Obviously it's POSSIBLE, but swapping memory from system memory to VRAM is very slow. NVIDIA's 970 has noticeable issues with swapping memory from the 3.5GB pool to the 0.5GB pool on the card itself, which I believe still has more memory bandwidth than most dual channel DDR3 systems.

It's just not a good solution vs having more RAM on the actual card. It requires their driver team to optimize for any games that encounter problems and I'm not confident that would be done in a timely manner. I'm not blaming AMD here either, I wouldn't buy a 970 for the same reason.
 
Obviously it's POSSIBLE, but swapping memory from system memory to VRAM is very slow. NVIDIA's 970 has noticeable issues with swapping memory from the 3.5GB pool to the 0.5GB pool on the card itself, which I believe still has more memory bandwidth than most dual channel DDR3 systems.

It's just not a good solution vs having more RAM on the actual card. It requires their driver team to optimize for any games that encounter problems and I'm not confident that would be done in a timely manner. I'm not blaming AMD here either, I wouldn't buy a 970 for the same reason.

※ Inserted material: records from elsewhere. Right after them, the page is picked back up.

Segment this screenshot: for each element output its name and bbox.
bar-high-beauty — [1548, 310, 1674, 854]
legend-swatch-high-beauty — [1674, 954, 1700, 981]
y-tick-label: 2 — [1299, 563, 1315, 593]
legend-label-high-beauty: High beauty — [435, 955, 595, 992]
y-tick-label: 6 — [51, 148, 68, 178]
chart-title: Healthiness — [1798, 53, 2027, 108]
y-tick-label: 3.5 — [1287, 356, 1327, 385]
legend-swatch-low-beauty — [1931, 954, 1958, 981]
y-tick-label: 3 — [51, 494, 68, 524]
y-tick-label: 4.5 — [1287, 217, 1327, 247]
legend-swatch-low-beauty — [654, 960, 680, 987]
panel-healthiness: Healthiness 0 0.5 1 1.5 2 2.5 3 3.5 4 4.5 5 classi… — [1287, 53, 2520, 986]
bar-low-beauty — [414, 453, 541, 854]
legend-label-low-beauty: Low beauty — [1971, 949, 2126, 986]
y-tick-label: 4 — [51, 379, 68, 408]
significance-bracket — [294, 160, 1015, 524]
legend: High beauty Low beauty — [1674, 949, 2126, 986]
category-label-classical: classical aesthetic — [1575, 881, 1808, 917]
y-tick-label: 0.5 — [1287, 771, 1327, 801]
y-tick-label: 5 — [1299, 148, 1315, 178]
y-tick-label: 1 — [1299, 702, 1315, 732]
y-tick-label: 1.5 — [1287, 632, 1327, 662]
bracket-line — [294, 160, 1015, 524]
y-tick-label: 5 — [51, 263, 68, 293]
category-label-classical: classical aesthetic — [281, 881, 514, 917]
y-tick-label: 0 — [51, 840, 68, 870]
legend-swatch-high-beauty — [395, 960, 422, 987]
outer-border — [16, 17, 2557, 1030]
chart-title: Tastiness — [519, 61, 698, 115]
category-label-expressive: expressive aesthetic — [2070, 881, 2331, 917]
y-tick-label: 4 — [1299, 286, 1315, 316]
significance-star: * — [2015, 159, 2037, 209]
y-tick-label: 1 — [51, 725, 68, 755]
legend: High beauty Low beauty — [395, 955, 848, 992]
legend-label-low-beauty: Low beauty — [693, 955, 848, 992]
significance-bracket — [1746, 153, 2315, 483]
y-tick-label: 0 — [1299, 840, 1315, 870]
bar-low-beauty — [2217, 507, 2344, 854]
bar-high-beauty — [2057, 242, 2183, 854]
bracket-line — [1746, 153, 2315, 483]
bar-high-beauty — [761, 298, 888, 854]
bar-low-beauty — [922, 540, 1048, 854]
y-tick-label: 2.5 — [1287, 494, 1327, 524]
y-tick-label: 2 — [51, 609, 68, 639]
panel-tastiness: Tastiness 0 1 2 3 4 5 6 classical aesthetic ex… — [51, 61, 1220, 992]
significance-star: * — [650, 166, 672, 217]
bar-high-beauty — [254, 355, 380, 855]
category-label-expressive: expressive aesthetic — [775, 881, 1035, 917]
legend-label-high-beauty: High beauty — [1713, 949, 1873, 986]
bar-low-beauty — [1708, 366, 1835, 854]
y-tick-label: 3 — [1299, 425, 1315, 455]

exactly same reason I never recommend a GTX 970 unless the person really desire to stay with green team and are budget constrained.. but that's off topic, at the end, is possible but as you, I don't see it working in AMD's hands..
 
At 1080p, the framerate is likely CPU bottlenecked since the 980ti and the Fury are so fast. However, the drivers for fury are just utterly, terribly bad at the moment and so the CPU overhead is enormous relative to the 980 ti at lower resolutions. Which is why the performance is so bad at 1080p and 1440p. I can't see any other explanation. At 4K the GPU becomes the bottleneck so it's a better test of pure GPU performance rather than how nicely the drivers play with the rest of the system.

I don't think I would buy fury either at the moment, especially with its lack of overclockability, but I'm willing to wait and see if performance improves over time.

Ah, fair enough.
I didnt use Furmark on my 290x because it ages cards too quick.

It doesnt change that AMD probably locked the voltage because the VRMs will quickly end up being the limiting factor.
Why the hell havent they given them any cooling, it might well have been an overclocking demon.

Perhaps there are other concerns with the memory interface if the GPU voltage is raised.
There may be an incompatibility or leakage that upsets the memory, not helped by the direct connection.

I imagine some home brewed cooling solutions will emerge and some manual voltage mods so we should find out its real capabilites in a few weeks/months.